The Weyl group of the Lie algebra $\mathfrak{sl}_n$ is just the symmetric group on $n$ elements, $S_n$. The action can be realized as follows. If $\mathfrak{h}$ is the Cartan subalgebra of all diagonal matrices with trace zero, then $S_n$ acts on $\mathfrak{h}$ via conjugation by permutation matrices. This action induces an action on the dual space $\mathfrak{h}^\ast$, which is the required Weyl group action. Weyl group - Wiki
question 1: "$S_n$ acts on $\mathfrak{h}$ via conjugation by permutation matrices", what would that action? question 2: "This action induces an action on the dual space", how would you describe this induced action?
Thank you very much
For question #1. The action is exactly what it says it is.

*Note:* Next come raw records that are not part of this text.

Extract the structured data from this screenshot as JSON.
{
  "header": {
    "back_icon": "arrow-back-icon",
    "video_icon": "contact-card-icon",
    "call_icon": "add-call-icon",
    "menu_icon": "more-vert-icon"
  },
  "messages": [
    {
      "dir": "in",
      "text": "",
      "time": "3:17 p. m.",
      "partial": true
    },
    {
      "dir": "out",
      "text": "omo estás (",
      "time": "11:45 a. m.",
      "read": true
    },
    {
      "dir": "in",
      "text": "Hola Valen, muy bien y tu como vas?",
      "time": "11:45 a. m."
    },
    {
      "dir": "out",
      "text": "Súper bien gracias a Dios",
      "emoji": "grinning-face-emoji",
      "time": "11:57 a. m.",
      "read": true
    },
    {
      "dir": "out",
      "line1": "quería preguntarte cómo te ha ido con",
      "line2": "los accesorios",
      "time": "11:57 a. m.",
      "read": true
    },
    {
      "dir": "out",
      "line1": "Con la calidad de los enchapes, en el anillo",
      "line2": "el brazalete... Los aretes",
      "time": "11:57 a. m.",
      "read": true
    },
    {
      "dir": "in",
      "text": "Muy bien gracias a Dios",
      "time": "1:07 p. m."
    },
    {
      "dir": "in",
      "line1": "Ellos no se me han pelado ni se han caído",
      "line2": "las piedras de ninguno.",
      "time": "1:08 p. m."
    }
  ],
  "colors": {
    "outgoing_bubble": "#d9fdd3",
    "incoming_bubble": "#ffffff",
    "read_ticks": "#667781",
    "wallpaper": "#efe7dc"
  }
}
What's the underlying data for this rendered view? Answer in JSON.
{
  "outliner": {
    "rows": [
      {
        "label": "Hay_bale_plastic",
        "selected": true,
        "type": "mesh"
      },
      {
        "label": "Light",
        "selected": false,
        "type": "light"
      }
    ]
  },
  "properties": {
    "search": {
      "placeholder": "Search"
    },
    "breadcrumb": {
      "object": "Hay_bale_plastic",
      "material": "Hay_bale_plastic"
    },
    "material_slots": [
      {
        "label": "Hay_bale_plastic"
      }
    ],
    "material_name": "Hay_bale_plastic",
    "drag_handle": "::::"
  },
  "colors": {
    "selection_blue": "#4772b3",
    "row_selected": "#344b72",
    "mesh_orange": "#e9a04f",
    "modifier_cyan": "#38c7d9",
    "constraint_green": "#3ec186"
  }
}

For example: $\mathfrak{sl}_2$'s Cartan subalgebra is $\mathfrak{h}=\mathrm{span} \left\{ H \right\}$ where $H = \begin{bmatrix} 1 & 0 \\ 0 & -1 \end{bmatrix}$.
$S_2 = \left\{ I_2, P \right\}$ where $I_2$ is the $2 \times 2$ identity and $P = \begin{bmatrix} 0 & 1 \\ 1 & 0 \end{bmatrix}$. Notice that $I_2 H I_2^{-1} = H$ and $PHP^{-1} = -H$. So $S_2$ acts on $\mathfrak{h}$ via conjugation (specifically $I_2$ acts as the identity and $P$ -- the transposition interchanging 1 and 2 -- sends $x \in \mathfrak{h}$ to $-x \in\mathfrak{h}$). Or another way to look at it, $P$ interchanges the $(1,1)$-entry in $x \in \mathfrak{h}$ with the $(2,2)$-entry.
In general if $P$ is a permutation matrix associated with the permutation $\sigma \in S_n$ (thinking of $S_n$ as bijections from $\{1,2,\dots n\}$ to itself), then for $x=\mathrm{diag}(x_1,x_2,\dots,x_n) \in \mathfrak{h}$ we have $P\cdot x = PxP^{-1} = \mathrm{diag}(x_{\sigma(1)},x_{\sigma(2)},\dots,x_{\sigma(n)}) \in \mathfrak{h}$.
For question #2. As Andreas points out, we get an induced action on the dual space, $\alpha \in \mathfrak{h}^*$, by $P \cdot \alpha (x) = \alpha(P^{-1}\cdot x) = \alpha(P^{-1}xP)$ for all $x \in \mathfrak{h}$ (I denoted the group actions using a "$\cdot$").
A little more concretely: Let $\varepsilon_i$ be dual to $e_i=\mathrm{diag}(0,\dots,0,1,0,\dots,0)$ (1 in the $(i,i)$-position), so $\varepsilon_i(e_j)=\delta_{ij}$ (Kronecker delta). Let $\sigma$ be the permutation associated with the permutation matrix $P$. Then $(P \cdot \varepsilon_i)(e_j) = \varepsilon_i(P^{-1} \cdot e_j) = \varepsilon_i(Pe_jP^{-1}) = \varepsilon_i(e_{\sigma^{-1}(j)})=\delta_{i\sigma^{-1}(j)}=\delta_{\sigma(i)j}$. Thus $P\cdot \varepsilon_i = \varepsilon_{\sigma(i)}$ just like $P\cdot e_i = e_{\sigma(i)}$.